Rod Blagojevich was on Chelsea Lately a couple nights ago and his interview solidified what I think bothers most Americans about our political culture: Exploitation.
To define, to exploit is to abuse, take advantages of, or use other people for selfish purposes. As it relates to politics, to exploit is when one uses their position to obtain benefits or rewards which were not intended to be provided with that position, ultimately undermining the system itself. As an example, when we give an officer the power to arrest people and enforce the law, we feel exploited if we learn that the officer has used the threat of arrest to extort money from people.

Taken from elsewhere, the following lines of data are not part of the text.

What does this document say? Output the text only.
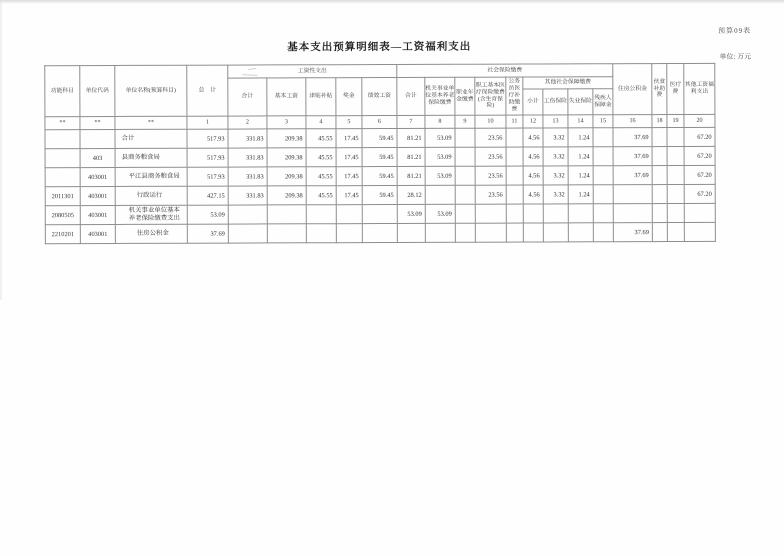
预算09表
基本支出预算明细表—工资福利支出
单位: 万元
功能科目	单位代码	单位名称(预算科目)	总　计	工资性支出					社会保险缴费									住房公积金	伙食补助费	医疗费	其他工资福利支出
				合计	基本工资	津贴补贴	奖金	绩效工资	合计	机关事业单位基本养老保险缴费	职业年金缴费	职工基本医疗保险缴费(含生育保险)	公务员医疗补助缴费	其他社会保障缴费							
														小计	工伤保险	失业保险	残疾人保障金				
**	**	**	1	2	3	4	5	6	7	8	9	10	11	12	13	14	15	16	18	19	20
		合计	517.93	331.83	209.38	45.55	17.45	59.45	81.21	53.09		23.56		4.56	3.32	1.24		37.69			67.20
	403	县商务粮食局	517.93	331.83	209.38	45.55	17.45	59.45	81.21	53.09		23.56		4.56	3.32	1.24		37.69			67.20
	403001	平江县商务粮食局	517.93	331.83	209.38	45.55	17.45	59.45	81.21	53.09		23.56		4.56	3.32	1.24		37.69			67.20
2011301	403001	行政运行	427.15	331.83	209.38	45.55	17.45	59.45	28.12			23.56		4.56	3.32	1.24					67.20
2080505	403001	机关事业单位基本养老保险缴费支出	53.09						53.09	53.09											
2210201	403001	住房公积金	37.69															37.69			
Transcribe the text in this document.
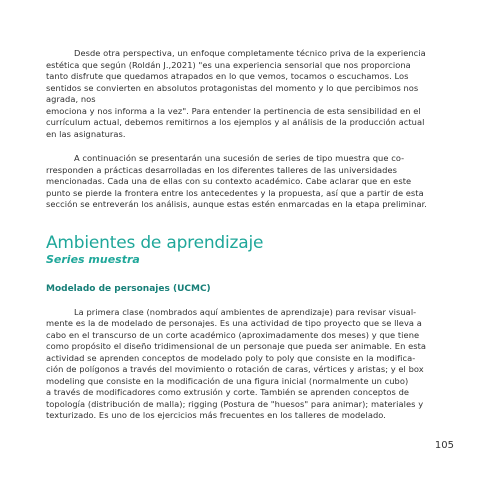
Desde otra perspectiva, un enfoque completamente técnico priva de la experiencia
estética que según (Roldán J.,2021) "es una experiencia sensorial que nos proporciona
tanto disfrute que quedamos atrapados en lo que vemos, tocamos o escuchamos. Los
sentidos se convierten en absolutos protagonistas del momento y lo que percibimos nos
agrada, nos
emociona y nos informa a la vez". Para entender la pertinencia de esta sensibilidad en el
currículum actual, debemos remitirnos a los ejemplos y al análisis de la producción actual
en las asignaturas.

A continuación se presentarán una sucesión de series de tipo muestra que co-
rresponden a prácticas desarrolladas en los diferentes talleres de las universidades
mencionadas. Cada una de ellas con su contexto académico. Cabe aclarar que en este
punto se pierde la frontera entre los antecedentes y la propuesta, así que a partir de esta
sección se entreverán los análisis, aunque estas estén enmarcadas en la etapa preliminar.

Ambientes de aprendizaje
Series muestra
Modelado de personajes (UCMC)

La primera clase (nombrados aquí ambientes de aprendizaje) para revisar visual-
mente es la de modelado de personajes. Es una actividad de tipo proyecto que se lleva a
cabo en el transcurso de un corte académico (aproximadamente dos meses) y que tiene
como propósito el diseño tridimensional de un personaje que pueda ser animable. En esta
actividad se aprenden conceptos de modelado poly to poly que consiste en la modifica-
ción de polígonos a través del movimiento o rotación de caras, vértices y aristas; y el box
modeling que consiste en la modificación de una figura inicial (normalmente un cubo)
a través de modificadores como extrusión y corte. También se aprenden conceptos de
topología (distribución de malla); rigging (Postura de "huesos" para animar); materiales y
texturizado. Es uno de los ejercicios más frecuentes en los talleres de modelado.

105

When we vote to allocate money to welfare programs, we feel exploited when we feel the system is being milked by those who should not qualify.
In his interview, Blagojevich accused the FBI of twisting facts when they accused him of trying to sell Obama’s senate seat for money, a job, or a cabinet position – benefits the governorship was never intended to provide. I was happy when Chelsea responded with, “But they have you on tape saying exactly that.”
A recent NPR interview discussed the problem of SEC insider trading rules which prevent companies from trading on information not known to the public, but glaringly does not prohibit members of Congress from doing the same, despite that they obviously gain such information via lobbyists, contacts, etc routinely. As evidence, the interviewee had collected data on Congressional members’ stock returns and noted that they were 5% to 10% higher each year than his average benchmarks. Several members of Congress had the foresight to liquidate up to 40% of their holdings in AIG days before the bailout was announced. Hmmm.
When Congressional members use their power to get better than average rates on loans from Countrywide, go snorkeling to the Galapagos Islands with their families on a “fact-finding trip” to investigate global warming and coral bleaching, vote themselves a pay raise in a year of +9% unemployment, provide themselves with health and pension plans with terms more favorable that the average citizen, or benefit personally in ways not intended by those who elected them – we feel exploited.
But maybe my tactics here are wrong. Maybe I’m following step 2 of the often criticized “Cloward-Piven crisis model”: “Make the enemy live up to their own book of rules.” Never failing to remind everyone that, “…when pressed…human agencies inevitably fall short… the system’s failure to “live up” to its rule book can then is used to discredit it altogether.”
Well, rather than just complain about the system here are my proposals to reduce the occurrence of political exploitation:
- Money in Congressional bills should be 100% earmarked - I want to know where every dollar of every bill is going.
- For each earmarked dollar that goes to a private/public company, 100% identification of donations from that company – We should be able to clearly see how much someone contributed to the Senator who earmarks money for them.
- Identification of each bill and amendment – It’s hilarious to me when Congress plays dumb about who proposed an amendment. It’s like no one wants to take responsibility.
- Term Limits – I understand that this will increase inefficiencies in some ways. You would never run a company by requiring 100% turnover every 10 years or so, but the government is not a profit-oriented institution.
- Work toward smaller, less influential government. Why? If government were less important in our lives, politicians would have fewer goodies to trade. In return, we’d have more money and freedom.
Last 3 posts by Eric B.
- Nassim Taleb on the Economy - June 25th, 2010
- Full Circle - May 3rd, 2010
- The Dark Side :) - April 5th, 2010


Those are all good ideas. The term limit idea is interesting because Congress is constantly ripping on bank employees for making decisions that benefit themselves in the short-term at the detriment of the company’s long-term success. With Congress, it’s very similar. They make decisions based on the long-term outlook of their own political future at the detriment of the country’s and their constituents long-term success. So yeah, I think term limits would force them to not worry about their own political lives and only on the country’s long-term success.
Hey, one more thing your post made me think of. We talk about Atlas Shrugged every now and then on here. This reminds me of Francisco’s exploitation of the exploiters when he spreads rumors that his company is doing great and then he literally destroys the business after the politicians did all their inside-buying. It’s so awesome. Ayn Rand would definitely have some good opinions on current politics.
I know this post is about so much more than this, but you mentioned the reason I love Chelsea Handler so much……she totally says what’s not necessarily PC, but what everyone really wants to know.